The plant we had found was gosari, not minari.
Gosari is a tender plant, standing about ten inches tall, light green, curled at the top in a tight scroll. In English it’s called bracken fern or fiddlehead. It’s always been local to the American continent.
Minari is water celery, leafy like parsley. We ate that too in later years, a common vegetable that my mother and aunt would grow in their gardens in time. We had never found it in a park when I was a child. How had I made this mistake? Instead of attempting to understand why I’d replaced one for the other in my mind while watching Chung’s film, I felt ashamed. It was a familiar twist of emotions, a refrain of every mistake I’d made as an immigrant child. One mistake could mean ridicule from society; one mistake could mean dire consequences for me and my family.
*
During the week of the Atlanta spa shootings, my niece, Miju, wrote to me. She lives in California and I live in New York. We talked about how we were holding up. We talked about family. She’s a new mother. She said she had just watched Minari.
I was grateful to have the conversation turn to the movie at that moment. Partly, I was glad to talk about something other than my fears of the violence against Asian Americans and the reach of white supremacy into every facet of our lives. Partly, I was ready to admit my mistake.
My niece is the type of person who sends surprise gifts, seemingly out of the blue, out of her intuition that you might need it. An example is the book she sent me a few years ago called The Crossroads of Should and Must by Elle Luna at a time when I was deciding whether I should take one job or another. The book she sent me helped me choose. On this day that we were talking, she did it again. By talking about Minari, she gave me an opportunity to be kind to myself.
“Tell me how you felt watching Minari,” she said to me.
Because I was speaking to my niece, I found I couldn’t berate myself as I’d been doing until then. Sometimes the kindness of others helps us be kinder to ourselves.
We talked about how we wished there were many movies about Korean American families in America so that a single one would not have to make up for all the ones that weren’t. How a plant growing untended so far from Korea could remind us of another place, how this plant in the movie transported me to a time when I found something unexpected—something that was free and had value that wasn’t widely recognized in America. The gift of something nourishing and plentiful, distinguished from what was inedible all around it.

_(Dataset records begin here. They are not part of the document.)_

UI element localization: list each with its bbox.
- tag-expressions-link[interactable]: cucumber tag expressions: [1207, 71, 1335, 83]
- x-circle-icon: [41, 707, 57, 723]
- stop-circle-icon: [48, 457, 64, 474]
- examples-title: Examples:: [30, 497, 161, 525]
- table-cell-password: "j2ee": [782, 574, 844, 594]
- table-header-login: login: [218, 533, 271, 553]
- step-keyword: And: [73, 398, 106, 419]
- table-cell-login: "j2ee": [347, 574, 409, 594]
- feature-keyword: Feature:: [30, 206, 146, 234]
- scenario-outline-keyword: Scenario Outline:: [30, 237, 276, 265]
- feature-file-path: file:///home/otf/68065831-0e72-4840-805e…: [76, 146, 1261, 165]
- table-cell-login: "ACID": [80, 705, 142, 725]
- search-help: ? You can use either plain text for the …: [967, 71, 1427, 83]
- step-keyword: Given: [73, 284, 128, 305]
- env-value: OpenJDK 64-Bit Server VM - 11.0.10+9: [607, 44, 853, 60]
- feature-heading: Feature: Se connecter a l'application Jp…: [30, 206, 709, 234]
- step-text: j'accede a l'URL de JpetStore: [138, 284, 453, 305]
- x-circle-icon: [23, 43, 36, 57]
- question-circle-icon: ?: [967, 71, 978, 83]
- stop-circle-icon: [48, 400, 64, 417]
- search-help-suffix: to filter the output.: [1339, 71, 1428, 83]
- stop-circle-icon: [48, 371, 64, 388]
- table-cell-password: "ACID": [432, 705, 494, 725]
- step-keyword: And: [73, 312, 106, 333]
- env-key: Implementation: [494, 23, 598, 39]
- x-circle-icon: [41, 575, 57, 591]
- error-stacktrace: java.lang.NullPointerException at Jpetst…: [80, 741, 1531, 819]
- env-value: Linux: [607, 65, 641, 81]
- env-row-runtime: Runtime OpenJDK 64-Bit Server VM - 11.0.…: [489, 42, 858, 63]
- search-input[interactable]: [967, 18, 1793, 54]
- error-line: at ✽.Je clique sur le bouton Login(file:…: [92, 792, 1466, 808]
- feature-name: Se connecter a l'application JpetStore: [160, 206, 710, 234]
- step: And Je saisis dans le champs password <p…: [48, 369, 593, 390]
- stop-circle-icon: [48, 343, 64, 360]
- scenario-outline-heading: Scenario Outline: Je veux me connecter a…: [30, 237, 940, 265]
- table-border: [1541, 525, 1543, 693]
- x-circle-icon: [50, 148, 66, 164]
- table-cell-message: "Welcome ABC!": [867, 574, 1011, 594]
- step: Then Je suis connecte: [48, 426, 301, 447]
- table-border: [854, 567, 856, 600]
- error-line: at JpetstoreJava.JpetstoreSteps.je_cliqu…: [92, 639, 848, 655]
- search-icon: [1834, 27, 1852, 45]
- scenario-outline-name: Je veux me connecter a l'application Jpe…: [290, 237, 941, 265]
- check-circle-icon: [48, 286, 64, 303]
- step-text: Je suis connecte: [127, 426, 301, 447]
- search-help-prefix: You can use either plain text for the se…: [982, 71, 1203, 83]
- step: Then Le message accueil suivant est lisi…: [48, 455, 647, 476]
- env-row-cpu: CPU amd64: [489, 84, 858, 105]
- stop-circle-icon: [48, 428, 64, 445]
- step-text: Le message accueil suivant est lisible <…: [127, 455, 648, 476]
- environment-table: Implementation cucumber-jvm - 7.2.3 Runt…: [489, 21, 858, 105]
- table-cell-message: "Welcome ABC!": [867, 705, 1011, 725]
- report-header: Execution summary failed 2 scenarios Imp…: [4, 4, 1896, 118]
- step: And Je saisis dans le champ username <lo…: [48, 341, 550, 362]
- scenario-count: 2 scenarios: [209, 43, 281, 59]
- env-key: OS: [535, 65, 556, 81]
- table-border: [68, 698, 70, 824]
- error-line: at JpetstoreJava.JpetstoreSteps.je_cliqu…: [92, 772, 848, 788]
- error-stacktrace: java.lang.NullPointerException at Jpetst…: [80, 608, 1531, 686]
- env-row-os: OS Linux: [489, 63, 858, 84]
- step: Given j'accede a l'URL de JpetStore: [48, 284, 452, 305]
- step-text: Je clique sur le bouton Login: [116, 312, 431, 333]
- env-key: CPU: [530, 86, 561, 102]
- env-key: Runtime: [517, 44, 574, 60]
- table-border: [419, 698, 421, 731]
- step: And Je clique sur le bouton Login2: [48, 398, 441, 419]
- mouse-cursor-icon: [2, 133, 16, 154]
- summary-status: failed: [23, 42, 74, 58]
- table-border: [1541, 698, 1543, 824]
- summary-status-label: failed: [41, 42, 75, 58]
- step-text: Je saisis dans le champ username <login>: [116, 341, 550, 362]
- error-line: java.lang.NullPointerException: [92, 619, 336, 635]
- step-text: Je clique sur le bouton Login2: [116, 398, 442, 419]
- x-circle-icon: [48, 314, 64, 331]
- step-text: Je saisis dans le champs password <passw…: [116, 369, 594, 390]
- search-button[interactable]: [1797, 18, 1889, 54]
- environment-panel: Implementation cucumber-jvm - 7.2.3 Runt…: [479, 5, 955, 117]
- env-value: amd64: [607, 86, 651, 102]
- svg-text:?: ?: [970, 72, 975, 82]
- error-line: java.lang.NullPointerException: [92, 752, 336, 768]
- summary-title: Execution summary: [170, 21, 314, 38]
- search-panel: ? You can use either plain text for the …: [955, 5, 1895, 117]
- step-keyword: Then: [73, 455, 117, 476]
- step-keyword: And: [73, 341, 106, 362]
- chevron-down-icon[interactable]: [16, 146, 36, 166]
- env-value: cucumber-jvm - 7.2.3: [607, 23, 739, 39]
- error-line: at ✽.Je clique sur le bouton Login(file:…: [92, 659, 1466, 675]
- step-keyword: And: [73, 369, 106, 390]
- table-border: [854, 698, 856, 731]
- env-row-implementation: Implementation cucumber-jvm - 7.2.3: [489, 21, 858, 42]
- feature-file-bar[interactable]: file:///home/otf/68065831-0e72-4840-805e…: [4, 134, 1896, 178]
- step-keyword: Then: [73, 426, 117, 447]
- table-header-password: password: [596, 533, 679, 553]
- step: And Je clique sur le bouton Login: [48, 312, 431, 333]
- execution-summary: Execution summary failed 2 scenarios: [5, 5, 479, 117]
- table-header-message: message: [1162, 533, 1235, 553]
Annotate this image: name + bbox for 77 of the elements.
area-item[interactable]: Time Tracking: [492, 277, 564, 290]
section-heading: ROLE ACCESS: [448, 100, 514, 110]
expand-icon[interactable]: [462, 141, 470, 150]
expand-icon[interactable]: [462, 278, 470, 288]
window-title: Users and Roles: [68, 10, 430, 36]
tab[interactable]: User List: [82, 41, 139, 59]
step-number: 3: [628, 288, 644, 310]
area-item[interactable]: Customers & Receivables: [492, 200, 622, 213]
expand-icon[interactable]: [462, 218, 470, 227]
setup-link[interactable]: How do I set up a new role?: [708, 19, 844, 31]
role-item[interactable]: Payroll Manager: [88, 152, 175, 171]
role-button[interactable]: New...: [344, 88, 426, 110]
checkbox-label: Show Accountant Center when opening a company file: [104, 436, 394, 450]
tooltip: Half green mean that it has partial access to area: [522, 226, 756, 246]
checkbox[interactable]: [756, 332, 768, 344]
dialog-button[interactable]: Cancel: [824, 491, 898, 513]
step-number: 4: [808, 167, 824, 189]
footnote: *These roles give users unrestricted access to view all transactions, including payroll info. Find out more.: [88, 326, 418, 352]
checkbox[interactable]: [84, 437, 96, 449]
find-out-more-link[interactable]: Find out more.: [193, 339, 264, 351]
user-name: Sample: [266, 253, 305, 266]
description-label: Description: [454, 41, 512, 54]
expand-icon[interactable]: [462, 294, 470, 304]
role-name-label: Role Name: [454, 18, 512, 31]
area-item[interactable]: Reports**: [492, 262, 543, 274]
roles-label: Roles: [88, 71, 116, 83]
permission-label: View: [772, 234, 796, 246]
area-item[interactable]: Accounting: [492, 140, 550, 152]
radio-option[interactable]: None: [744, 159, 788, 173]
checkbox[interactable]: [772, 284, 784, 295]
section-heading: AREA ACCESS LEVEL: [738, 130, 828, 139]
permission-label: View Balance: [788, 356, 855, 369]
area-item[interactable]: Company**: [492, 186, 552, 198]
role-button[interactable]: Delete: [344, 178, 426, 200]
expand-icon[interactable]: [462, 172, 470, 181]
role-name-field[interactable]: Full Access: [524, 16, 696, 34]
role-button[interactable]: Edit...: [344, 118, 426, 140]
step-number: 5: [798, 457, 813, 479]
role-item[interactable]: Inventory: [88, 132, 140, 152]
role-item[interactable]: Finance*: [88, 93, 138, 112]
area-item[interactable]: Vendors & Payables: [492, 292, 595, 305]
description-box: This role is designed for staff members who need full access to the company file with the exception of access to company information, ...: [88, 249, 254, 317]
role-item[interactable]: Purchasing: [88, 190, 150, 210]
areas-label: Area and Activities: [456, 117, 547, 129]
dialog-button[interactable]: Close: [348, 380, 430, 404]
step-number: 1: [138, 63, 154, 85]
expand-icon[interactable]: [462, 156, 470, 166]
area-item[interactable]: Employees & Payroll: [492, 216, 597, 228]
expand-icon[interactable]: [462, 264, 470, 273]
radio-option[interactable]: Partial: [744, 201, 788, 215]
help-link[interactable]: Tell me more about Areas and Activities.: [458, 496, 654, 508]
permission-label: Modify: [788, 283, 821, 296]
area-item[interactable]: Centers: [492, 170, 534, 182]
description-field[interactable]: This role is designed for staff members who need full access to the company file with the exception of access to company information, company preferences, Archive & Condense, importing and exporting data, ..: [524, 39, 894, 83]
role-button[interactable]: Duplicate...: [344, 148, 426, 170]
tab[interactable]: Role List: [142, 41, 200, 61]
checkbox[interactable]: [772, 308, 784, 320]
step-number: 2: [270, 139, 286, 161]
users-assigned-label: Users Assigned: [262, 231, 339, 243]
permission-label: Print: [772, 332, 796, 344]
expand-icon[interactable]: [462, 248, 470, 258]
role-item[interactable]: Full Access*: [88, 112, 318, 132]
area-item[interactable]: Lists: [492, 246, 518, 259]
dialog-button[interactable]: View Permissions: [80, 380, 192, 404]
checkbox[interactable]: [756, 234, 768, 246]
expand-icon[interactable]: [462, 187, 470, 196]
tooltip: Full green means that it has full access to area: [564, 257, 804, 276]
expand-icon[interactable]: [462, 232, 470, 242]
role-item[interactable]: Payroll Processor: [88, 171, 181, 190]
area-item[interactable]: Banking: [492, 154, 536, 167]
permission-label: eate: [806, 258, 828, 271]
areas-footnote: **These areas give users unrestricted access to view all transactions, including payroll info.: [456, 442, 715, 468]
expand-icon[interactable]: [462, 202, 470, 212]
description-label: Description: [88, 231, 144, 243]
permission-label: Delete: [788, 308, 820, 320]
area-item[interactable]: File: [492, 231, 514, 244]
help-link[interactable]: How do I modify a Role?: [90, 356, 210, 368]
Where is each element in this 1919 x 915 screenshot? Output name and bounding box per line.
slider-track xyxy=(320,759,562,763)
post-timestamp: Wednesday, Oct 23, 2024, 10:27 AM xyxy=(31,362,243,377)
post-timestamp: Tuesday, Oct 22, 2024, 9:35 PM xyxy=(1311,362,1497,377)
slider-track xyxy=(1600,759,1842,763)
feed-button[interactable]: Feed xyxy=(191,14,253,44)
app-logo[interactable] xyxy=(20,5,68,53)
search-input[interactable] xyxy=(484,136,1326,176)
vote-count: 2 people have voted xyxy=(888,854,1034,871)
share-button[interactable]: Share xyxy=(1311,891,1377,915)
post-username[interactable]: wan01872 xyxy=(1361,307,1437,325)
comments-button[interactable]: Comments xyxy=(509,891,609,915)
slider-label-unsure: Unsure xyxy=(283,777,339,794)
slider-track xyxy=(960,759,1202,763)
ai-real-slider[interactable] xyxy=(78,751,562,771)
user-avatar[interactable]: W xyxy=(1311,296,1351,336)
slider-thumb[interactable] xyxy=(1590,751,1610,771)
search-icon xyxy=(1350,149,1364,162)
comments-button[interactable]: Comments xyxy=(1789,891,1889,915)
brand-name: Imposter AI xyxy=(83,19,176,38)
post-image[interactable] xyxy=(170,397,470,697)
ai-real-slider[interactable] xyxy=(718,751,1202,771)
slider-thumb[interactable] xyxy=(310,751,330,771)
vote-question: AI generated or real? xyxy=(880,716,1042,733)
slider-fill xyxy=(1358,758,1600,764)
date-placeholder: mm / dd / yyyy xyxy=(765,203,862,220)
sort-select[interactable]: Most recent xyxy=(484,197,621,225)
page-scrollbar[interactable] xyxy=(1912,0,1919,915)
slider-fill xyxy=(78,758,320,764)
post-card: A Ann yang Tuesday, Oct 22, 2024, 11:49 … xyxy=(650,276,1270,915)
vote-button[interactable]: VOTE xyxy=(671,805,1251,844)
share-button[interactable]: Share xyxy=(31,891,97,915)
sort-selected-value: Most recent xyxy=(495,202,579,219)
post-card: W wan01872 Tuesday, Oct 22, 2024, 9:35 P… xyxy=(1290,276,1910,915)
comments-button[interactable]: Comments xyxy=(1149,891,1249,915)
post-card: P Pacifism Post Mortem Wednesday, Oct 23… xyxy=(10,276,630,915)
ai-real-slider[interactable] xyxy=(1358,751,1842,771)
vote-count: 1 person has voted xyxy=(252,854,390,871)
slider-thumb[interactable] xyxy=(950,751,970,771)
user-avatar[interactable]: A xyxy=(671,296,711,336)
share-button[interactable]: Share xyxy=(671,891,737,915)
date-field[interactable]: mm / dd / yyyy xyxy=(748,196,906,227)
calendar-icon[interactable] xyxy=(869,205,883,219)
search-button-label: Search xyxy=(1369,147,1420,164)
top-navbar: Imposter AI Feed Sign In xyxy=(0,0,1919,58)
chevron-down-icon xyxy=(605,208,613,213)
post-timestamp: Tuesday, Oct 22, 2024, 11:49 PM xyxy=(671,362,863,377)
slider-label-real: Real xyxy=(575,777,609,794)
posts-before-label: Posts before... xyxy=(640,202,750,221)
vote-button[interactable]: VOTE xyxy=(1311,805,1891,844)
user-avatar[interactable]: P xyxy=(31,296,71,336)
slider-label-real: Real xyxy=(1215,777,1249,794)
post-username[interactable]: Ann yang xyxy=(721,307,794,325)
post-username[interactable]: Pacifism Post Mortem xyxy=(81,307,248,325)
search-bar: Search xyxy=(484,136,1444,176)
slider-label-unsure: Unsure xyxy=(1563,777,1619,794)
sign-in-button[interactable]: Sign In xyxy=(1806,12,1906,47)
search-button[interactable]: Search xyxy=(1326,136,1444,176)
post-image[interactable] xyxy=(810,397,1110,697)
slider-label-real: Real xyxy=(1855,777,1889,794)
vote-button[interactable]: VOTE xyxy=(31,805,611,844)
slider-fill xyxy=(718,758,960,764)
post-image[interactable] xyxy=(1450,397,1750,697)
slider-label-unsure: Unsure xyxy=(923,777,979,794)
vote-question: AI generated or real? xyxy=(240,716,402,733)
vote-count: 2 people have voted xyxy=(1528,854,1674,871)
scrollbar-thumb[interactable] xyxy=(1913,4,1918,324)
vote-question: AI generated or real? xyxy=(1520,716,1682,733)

None of us know what we’ll find if we look clearly at what’s already around us. Even though it wasn’t gosari in the soil of Arkansas in Chung’s movie, it might as well have been for meaning the exact same kind of resilience and love. The gosari in a park in Rhode Island would mark a time when there wasn’t always enough to eat, and it would deliver the promise that there might be something familiar in this place where everything was new, when my mother and aunt found a part of Korea in the United States that would nourish us.